The impact of fibroids on pregnancy depends on their size, number, and location within the uterus.
Pregnant women with uterine fibroids may experience the following:
- Lower abdominal pain: This is the most common complication. The larger the fibroid, the more likely it is to cause pain, especially during the second and third trimesters.
- Miscarriages: These occur mainly in the first trimester and are associated with the number and location of the fibroids. In practical terms, a single fibroid carries a lower risk compared to multiple fibroids, and submucosal fibroids increase the risk more than intramural or subserosal ones.
- First-trimester bleeding: Higher risk in women with submucosal fibroids.
- Placental abruption: Higher risk in women with submucosal and large uterine fibroids.
- Preterm labor.
- Abnormal fetal presentation and dystocia: Large, multiple fibroids—especially those located in the lower uterine segment—increase the likelihood of abnormal fetal presentation and labor difficulties.
- Postpartum hemorrhage: Large fibroids, especially intramural ones, may prevent the uterus from contracting properly after delivery due to disruption of the myometrial fiber architecture.
Management of fibroids during pregnancy depends on the clinical symptoms they cause.

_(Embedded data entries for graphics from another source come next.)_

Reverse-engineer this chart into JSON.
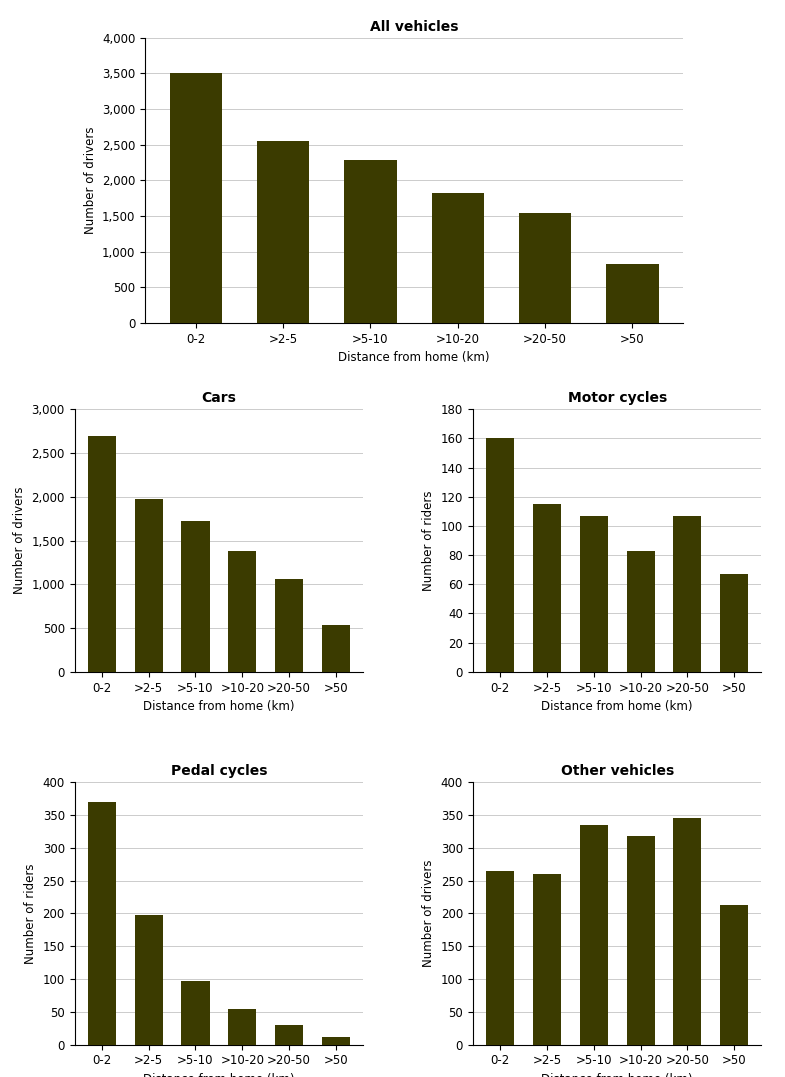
{
  "categories": [
    "0-2",
    ">2-5",
    ">5-10",
    ">10-20",
    ">20-50",
    ">50"
  ],
  "all_vehicles": [
    3500,
    2550,
    2280,
    1820,
    1550,
    830
  ],
  "cars": [
    2700,
    1970,
    1720,
    1380,
    1060,
    530
  ],
  "motor_cycles": [
    160,
    115,
    107,
    83,
    107,
    67
  ],
  "pedal_cycles": [
    370,
    197,
    97,
    55,
    30,
    12
  ],
  "other_vehicles": [
    265,
    260,
    335,
    318,
    345,
    213
  ],
  "bar_color": "#3b3b00",
  "titles": {
    "all_vehicles": "All vehicles",
    "cars": "Cars",
    "motor_cycles": "Motor cycles",
    "pedal_cycles": "Pedal cycles",
    "other_vehicles": "Other vehicles"
  },
  "ylabels": {
    "all_vehicles": "Number of drivers",
    "cars": "Number of drivers",
    "motor_cycles": "Number of riders",
    "pedal_cycles": "Number of riders",
    "other_vehicles": "Number of drivers"
  },
  "xlabel": "Distance from home (km)",
  "ylims": {
    "all_vehicles": [
      0,
      4000
    ],
    "cars": [
      0,
      3000
    ],
    "motor_cycles": [
      0,
      180
    ],
    "pedal_cycles": [
      0,
      400
    ],
    "other_vehicles": [
      0,
      400
    ]
  },
  "yticks": {
    "all_vehicles": [
      0,
      500,
      1000,
      1500,
      2000,
      2500,
      3000,
      3500,
      4000
    ],
    "cars": [
      0,
      500,
      1000,
      1500,
      2000,
      2500,
      3000
    ],
    "motor_cycles": [
      0,
      20,
      40,
      60,
      80,
      100,
      120,
      140,
      160,
      180
    ],
    "pedal_cycles": [
      0,
      50,
      100,
      150,
      200,
      250,
      300,
      350,
      400
    ],
    "other_vehicles": [
      0,
      50,
      100,
      150,
      200,
      250,
      300,
      350,
      400
    ]
  },
  "fig_width": 7.85,
  "fig_height": 10.77,
  "dpi": 100
}
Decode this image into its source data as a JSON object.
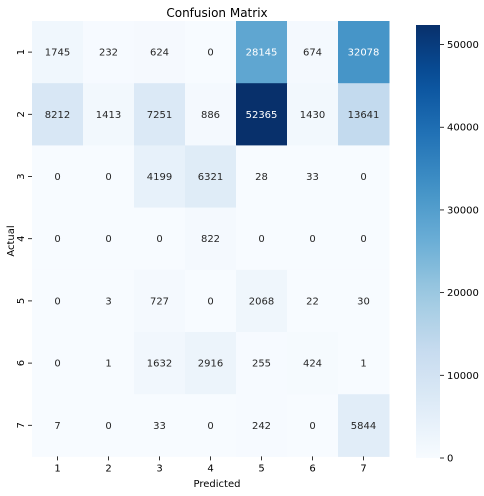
{
  "chart_data": {
    "type": "heatmap",
    "title": "Confusion Matrix",
    "xlabel": "Predicted",
    "ylabel": "Actual",
    "x_categories": [
      "1",
      "2",
      "3",
      "4",
      "5",
      "6",
      "7"
    ],
    "y_categories": [
      "1",
      "2",
      "3",
      "4",
      "5",
      "6",
      "7"
    ],
    "values": [
      [
        1745,
        232,
        624,
        0,
        28145,
        674,
        32078
      ],
      [
        8212,
        1413,
        7251,
        886,
        52365,
        1430,
        13641
      ],
      [
        0,
        0,
        4199,
        6321,
        28,
        33,
        0
      ],
      [
        0,
        0,
        0,
        822,
        0,
        0,
        0
      ],
      [
        0,
        3,
        727,
        0,
        2068,
        22,
        30
      ],
      [
        0,
        1,
        1632,
        2916,
        255,
        424,
        1
      ],
      [
        7,
        0,
        33,
        0,
        242,
        0,
        5844
      ]
    ],
    "colormap": "Blues",
    "color_range": [
      0,
      52365
    ],
    "colorbar_ticks": [
      0,
      10000,
      20000,
      30000,
      40000,
      50000
    ]
  }
}
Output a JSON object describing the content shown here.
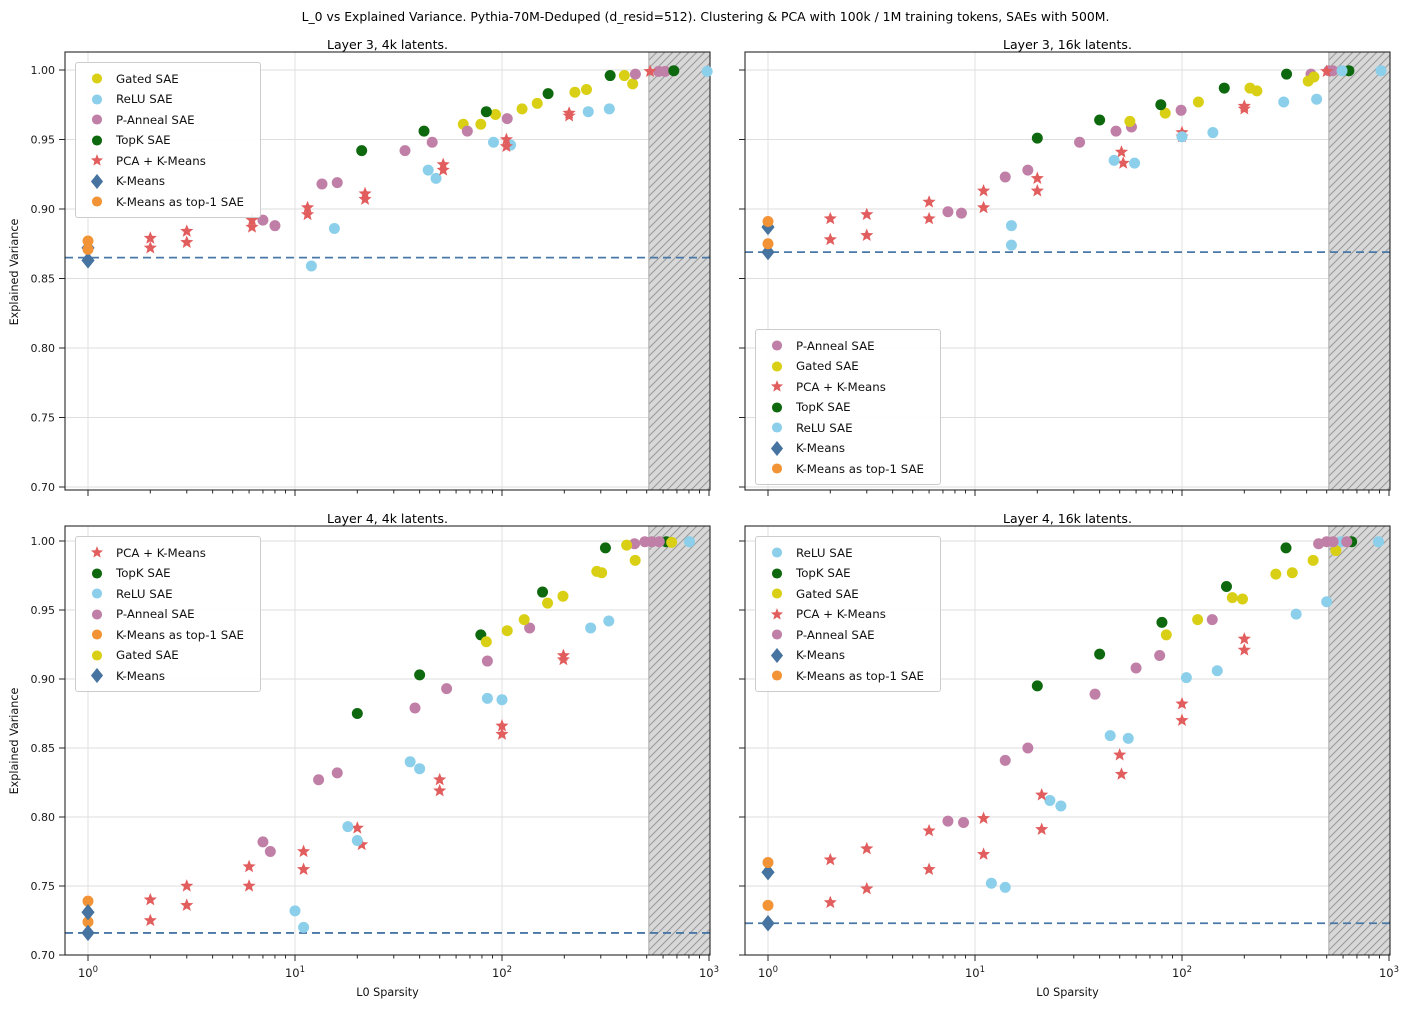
{
  "suptitle": "L_0 vs Explained Variance. Pythia-70M-Deduped (d_resid=512). Clustering & PCA with 100k / 1M training tokens, SAEs with 500M.",
  "xlabel": "L0 Sparsity",
  "ylabel": "Explained Variance",
  "colors": {
    "dashed_line": "#4878a8",
    "hatch_fill": "#d8d8d8",
    "hatch_line": "#9b9b9b",
    "hatch_edge": "#ababab",
    "grid": "#dedede",
    "spine": "#262626",
    "tick_label": "#1a1a1a"
  },
  "series_styles": {
    "Gated SAE": {
      "color": "#d9d016",
      "marker": "circle"
    },
    "ReLU SAE": {
      "color": "#8bcfeb",
      "marker": "circle"
    },
    "P-Anneal SAE": {
      "color": "#c07fa6",
      "marker": "circle"
    },
    "TopK SAE": {
      "color": "#0e690e",
      "marker": "circle"
    },
    "PCA + K-Means": {
      "color": "#e25d5d",
      "marker": "star"
    },
    "K-Means": {
      "color": "#4673a0",
      "marker": "diamond"
    },
    "K-Means as top-1 SAE": {
      "color": "#f29435",
      "marker": "circle"
    }
  },
  "chart_data": {
    "type": "scatter",
    "x_scale": "log",
    "x_range": [
      1,
      1000
    ],
    "y_range": [
      0.7,
      1.005
    ],
    "grid": true,
    "x_ticks": [
      {
        "text": "10",
        "sup": "0",
        "value": 1
      },
      {
        "text": "10",
        "sup": "1",
        "value": 10
      },
      {
        "text": "10",
        "sup": "2",
        "value": 100
      },
      {
        "text": "10",
        "sup": "3",
        "value": 1000
      }
    ],
    "y_ticks": [
      {
        "label": "1.00",
        "value": 1.0
      },
      {
        "label": "0.95",
        "value": 0.95
      },
      {
        "label": "0.90",
        "value": 0.9
      },
      {
        "label": "0.85",
        "value": 0.85
      },
      {
        "label": "0.80",
        "value": 0.8
      },
      {
        "label": "0.75",
        "value": 0.75
      },
      {
        "label": "0.70",
        "value": 0.7
      }
    ],
    "hatch_region": {
      "x_start": 512,
      "x_end": 1000
    },
    "subplots": [
      {
        "id": "layer3-4k",
        "title": "Layer 3, 4k latents.",
        "dashed_y": 0.865,
        "legend": [
          "Gated SAE",
          "ReLU SAE",
          "P-Anneal SAE",
          "TopK SAE",
          "PCA + K-Means",
          "K-Means",
          "K-Means as top-1 SAE"
        ],
        "series": {
          "Gated SAE": [
            [
              65,
              0.961
            ],
            [
              79,
              0.961
            ],
            [
              93,
              0.968
            ],
            [
              125,
              0.972
            ],
            [
              148,
              0.976
            ],
            [
              225,
              0.984
            ],
            [
              256,
              0.986
            ],
            [
              390,
              0.996
            ],
            [
              428,
              0.99
            ]
          ],
          "ReLU SAE": [
            [
              12,
              0.859
            ],
            [
              15.5,
              0.886
            ],
            [
              44,
              0.928
            ],
            [
              48,
              0.922
            ],
            [
              91,
              0.948
            ],
            [
              110,
              0.946
            ],
            [
              261,
              0.97
            ],
            [
              330,
              0.972
            ],
            [
              980,
              0.999
            ]
          ],
          "P-Anneal SAE": [
            [
              7,
              0.892
            ],
            [
              8,
              0.888
            ],
            [
              13.5,
              0.918
            ],
            [
              16,
              0.919
            ],
            [
              34,
              0.942
            ],
            [
              46,
              0.948
            ],
            [
              68,
              0.956
            ],
            [
              106,
              0.965
            ],
            [
              441,
              0.997
            ],
            [
              571,
              0.999
            ],
            [
              614,
              0.999
            ]
          ],
          "TopK SAE": [
            [
              21,
              0.942
            ],
            [
              42,
              0.956
            ],
            [
              84,
              0.97
            ],
            [
              167,
              0.983
            ],
            [
              333,
              0.996
            ],
            [
              676,
              0.9995
            ]
          ],
          "PCA + K-Means": [
            [
              2,
              0.879
            ],
            [
              2,
              0.872
            ],
            [
              3,
              0.884
            ],
            [
              3,
              0.876
            ],
            [
              6.2,
              0.892
            ],
            [
              6.2,
              0.887
            ],
            [
              11.5,
              0.901
            ],
            [
              11.5,
              0.896
            ],
            [
              21.8,
              0.911
            ],
            [
              21.8,
              0.907
            ],
            [
              52,
              0.932
            ],
            [
              52,
              0.928
            ],
            [
              105,
              0.95
            ],
            [
              105,
              0.945
            ],
            [
              211,
              0.969
            ],
            [
              211,
              0.967
            ],
            [
              519,
              0.999
            ]
          ],
          "K-Means": [
            [
              1,
              0.872
            ],
            [
              1,
              0.863
            ]
          ],
          "K-Means as top-1 SAE": [
            [
              1,
              0.877
            ],
            [
              1,
              0.871
            ]
          ]
        }
      },
      {
        "id": "layer3-16k",
        "title": "Layer 3, 16k latents.",
        "dashed_y": 0.869,
        "legend": [
          "P-Anneal SAE",
          "Gated SAE",
          "PCA + K-Means",
          "TopK SAE",
          "ReLU SAE",
          "K-Means",
          "K-Means as top-1 SAE"
        ],
        "series": {
          "P-Anneal SAE": [
            [
              7.4,
              0.898
            ],
            [
              8.6,
              0.897
            ],
            [
              14,
              0.923
            ],
            [
              18,
              0.928
            ],
            [
              32,
              0.948
            ],
            [
              48,
              0.956
            ],
            [
              57,
              0.959
            ],
            [
              99,
              0.971
            ],
            [
              420,
              0.997
            ],
            [
              512,
              0.9995
            ],
            [
              535,
              0.9995
            ]
          ],
          "Gated SAE": [
            [
              56,
              0.963
            ],
            [
              83,
              0.969
            ],
            [
              120,
              0.977
            ],
            [
              213,
              0.987
            ],
            [
              230,
              0.985
            ],
            [
              407,
              0.992
            ],
            [
              434,
              0.995
            ]
          ],
          "PCA + K-Means": [
            [
              2,
              0.893
            ],
            [
              2,
              0.878
            ],
            [
              3,
              0.896
            ],
            [
              3,
              0.881
            ],
            [
              6,
              0.905
            ],
            [
              6,
              0.893
            ],
            [
              11,
              0.913
            ],
            [
              11,
              0.901
            ],
            [
              20,
              0.922
            ],
            [
              20,
              0.913
            ],
            [
              51,
              0.941
            ],
            [
              52,
              0.933
            ],
            [
              100,
              0.955
            ],
            [
              100,
              0.952
            ],
            [
              200,
              0.974
            ],
            [
              200,
              0.972
            ],
            [
              500,
              0.999
            ]
          ],
          "TopK SAE": [
            [
              20,
              0.951
            ],
            [
              40,
              0.964
            ],
            [
              79,
              0.975
            ],
            [
              160,
              0.987
            ],
            [
              320,
              0.997
            ],
            [
              640,
              0.9995
            ]
          ],
          "ReLU SAE": [
            [
              15,
              0.888
            ],
            [
              15,
              0.874
            ],
            [
              47,
              0.935
            ],
            [
              59,
              0.933
            ],
            [
              100,
              0.952
            ],
            [
              141,
              0.955
            ],
            [
              310,
              0.977
            ],
            [
              447,
              0.979
            ],
            [
              593,
              0.9995
            ],
            [
              915,
              0.9995
            ]
          ],
          "K-Means": [
            [
              1,
              0.887
            ],
            [
              1,
              0.869
            ]
          ],
          "K-Means as top-1 SAE": [
            [
              1,
              0.891
            ],
            [
              1,
              0.875
            ]
          ]
        }
      },
      {
        "id": "layer4-4k",
        "title": "Layer 4, 4k latents.",
        "dashed_y": 0.716,
        "legend": [
          "PCA + K-Means",
          "TopK SAE",
          "ReLU SAE",
          "P-Anneal SAE",
          "K-Means as top-1 SAE",
          "Gated SAE",
          "K-Means"
        ],
        "series": {
          "PCA + K-Means": [
            [
              2,
              0.74
            ],
            [
              2,
              0.725
            ],
            [
              3,
              0.75
            ],
            [
              3,
              0.736
            ],
            [
              6,
              0.764
            ],
            [
              6,
              0.75
            ],
            [
              11,
              0.775
            ],
            [
              11,
              0.762
            ],
            [
              20,
              0.792
            ],
            [
              21,
              0.78
            ],
            [
              50,
              0.827
            ],
            [
              50,
              0.819
            ],
            [
              100,
              0.866
            ],
            [
              100,
              0.86
            ],
            [
              198,
              0.917
            ],
            [
              198,
              0.914
            ]
          ],
          "TopK SAE": [
            [
              20,
              0.875
            ],
            [
              40,
              0.903
            ],
            [
              79,
              0.932
            ],
            [
              157,
              0.963
            ],
            [
              316,
              0.995
            ],
            [
              622,
              0.9995
            ]
          ],
          "ReLU SAE": [
            [
              10,
              0.732
            ],
            [
              11,
              0.72
            ],
            [
              18,
              0.793
            ],
            [
              20,
              0.783
            ],
            [
              36,
              0.84
            ],
            [
              40,
              0.835
            ],
            [
              85,
              0.886
            ],
            [
              100,
              0.885
            ],
            [
              268,
              0.937
            ],
            [
              328,
              0.942
            ],
            [
              805,
              0.9995
            ]
          ],
          "P-Anneal SAE": [
            [
              7,
              0.782
            ],
            [
              7.6,
              0.775
            ],
            [
              13,
              0.827
            ],
            [
              16,
              0.832
            ],
            [
              38,
              0.879
            ],
            [
              54,
              0.893
            ],
            [
              85,
              0.913
            ],
            [
              136,
              0.937
            ],
            [
              437,
              0.998
            ],
            [
              490,
              0.9995
            ],
            [
              530,
              0.9995
            ],
            [
              575,
              0.9995
            ]
          ],
          "K-Means as top-1 SAE": [
            [
              1,
              0.739
            ],
            [
              1,
              0.724
            ]
          ],
          "Gated SAE": [
            [
              84,
              0.927
            ],
            [
              106,
              0.935
            ],
            [
              128,
              0.943
            ],
            [
              166,
              0.955
            ],
            [
              197,
              0.96
            ],
            [
              287,
              0.978
            ],
            [
              303,
              0.977
            ],
            [
              400,
              0.997
            ],
            [
              440,
              0.986
            ],
            [
              660,
              0.999
            ]
          ],
          "K-Means": [
            [
              1,
              0.731
            ],
            [
              1,
              0.716
            ]
          ]
        }
      },
      {
        "id": "layer4-16k",
        "title": "Layer 4, 16k latents.",
        "dashed_y": 0.723,
        "legend": [
          "ReLU SAE",
          "TopK SAE",
          "Gated SAE",
          "PCA + K-Means",
          "P-Anneal SAE",
          "K-Means",
          "K-Means as top-1 SAE"
        ],
        "series": {
          "ReLU SAE": [
            [
              12,
              0.752
            ],
            [
              14,
              0.749
            ],
            [
              23,
              0.812
            ],
            [
              26,
              0.808
            ],
            [
              45,
              0.859
            ],
            [
              55,
              0.857
            ],
            [
              105,
              0.901
            ],
            [
              148,
              0.906
            ],
            [
              356,
              0.947
            ],
            [
              500,
              0.956
            ],
            [
              585,
              0.9995
            ],
            [
              890,
              0.9995
            ]
          ],
          "TopK SAE": [
            [
              20,
              0.895
            ],
            [
              40,
              0.918
            ],
            [
              80,
              0.941
            ],
            [
              164,
              0.967
            ],
            [
              318,
              0.995
            ],
            [
              660,
              0.9995
            ]
          ],
          "Gated SAE": [
            [
              84,
              0.932
            ],
            [
              119,
              0.943
            ],
            [
              175,
              0.959
            ],
            [
              196,
              0.958
            ],
            [
              284,
              0.976
            ],
            [
              341,
              0.977
            ],
            [
              430,
              0.986
            ],
            [
              554,
              0.993
            ]
          ],
          "PCA + K-Means": [
            [
              2,
              0.769
            ],
            [
              2,
              0.738
            ],
            [
              3,
              0.777
            ],
            [
              3,
              0.748
            ],
            [
              6,
              0.79
            ],
            [
              6,
              0.762
            ],
            [
              11,
              0.799
            ],
            [
              11,
              0.773
            ],
            [
              21,
              0.816
            ],
            [
              21,
              0.791
            ],
            [
              50,
              0.845
            ],
            [
              51,
              0.831
            ],
            [
              100,
              0.882
            ],
            [
              100,
              0.87
            ],
            [
              200,
              0.929
            ],
            [
              200,
              0.921
            ]
          ],
          "P-Anneal SAE": [
            [
              7.4,
              0.797
            ],
            [
              8.8,
              0.796
            ],
            [
              14,
              0.841
            ],
            [
              18,
              0.85
            ],
            [
              38,
              0.889
            ],
            [
              60,
              0.908
            ],
            [
              78,
              0.917
            ],
            [
              140,
              0.943
            ],
            [
              457,
              0.998
            ],
            [
              500,
              0.9995
            ],
            [
              537,
              0.9995
            ],
            [
              625,
              0.9995
            ]
          ],
          "K-Means": [
            [
              1,
              0.76
            ],
            [
              1,
              0.723
            ]
          ],
          "K-Means as top-1 SAE": [
            [
              1,
              0.767
            ],
            [
              1,
              0.736
            ]
          ]
        }
      }
    ]
  }
}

In most cases, treatment is conservative, while in rare cases, surgical intervention may be necessary.
Management of fibroids during pregnancy depends on the clinical symptoms they cause. In most cases, treatment is conservative, while in rare cases, surgical intervention may be necessary.
It has also been observed that the rates of spontaneous miscarriages increase significantly in pregnant women with fibroids compared to those without (14% versus 7.6%, respectively). The mechanism by which fibroids cause spontaneous miscarriages remains unclear.
Bleeding in early pregnancy may be related to the location of the fibroid. The frequency of first-trimester bleeding is significantly higher in pregnancies where the placenta implants over or near a fibroid, compared to pregnancies in which there is no contact between the placenta and the fibroid.
Regarding preterm labor and premature rupture of membranes, pregnant women with fibroids are much more likely to deliver preterm than women without fibroids (16.1% versus 8.7% and 16% versus 10.8%, respectively). In cases of multiple fibroids that come into direct contact with the placenta, the risk of preterm delivery appears to be substantially increased. In contrast, fibroids do not seem to be a risk factor for premature rupture of membranes.
Fetal growth does not appear to be significantly affected by the presence of uterine fibroids. However, research shows that pregnant women with fibroids have a slightly increased risk of delivering a baby with intrauterine growth restriction (IUGR).
Additionally, it is worth noting that certain fetal abnormalities have been reported in women with large submucosal fibroids, such as lateral compression of the fetal skull, abnormal twisting of the fetal neck, and defects of the upper and lower limbs.
Finally, pain is the most common complication of fibroids during pregnancy. Symptoms can usually be managed with conservative treatment (rest, hydration, and analgesics), although in rare cases definitive surgical removal may be required.
Ο obstetrician must always be prepared to recognize and manage any potential complications.
Should a fibroid be removed before pregnancy?
What we know is that pregnancy can increase the size of a fibroid, because the estrogen levels that rise during pregnancy tend to stimulate its growth.
A woman with a uterine fibroid who is planning a pregnancy or wishes to undergo in vitro fertilization should discuss with her gynecologist whether the fibroid needs to be removed to avoid potential problems later in the course and the healthy progression of the pregnancy.
If a fibroid is small and located on the outside of the uterus, it is not necessary to remove it before pregnancy. However, when it is inside or near the uterine cavity, removal is recommended since—aside from making conception more difficult—it may grow larger due to pregnancy hormones and negatively affect the pregnancy.
When is pregnancy possible after fibroid removal surgery?
After undergoing fibroid removal surgery, a woman can usually become pregnant 4 to 6 months later. If the fibroid is pedunculated and does not affect the uterine body, pregnancy may be allowed sooner.
Finally, it is important to emphasize that even if fibroids do not cause problems, they should not be allowed to grow too large, as the treatment options become more limited. In general, a fibroid larger than 5 centimeters is best removed, regardless of whether it causes symptoms or not.
Treatment & Management
As a general rule, fibroids located inside the uterus are treated with hysteroscopic removal, while the remaining fibroids are usually managed with laparoscopy or robotic surgery.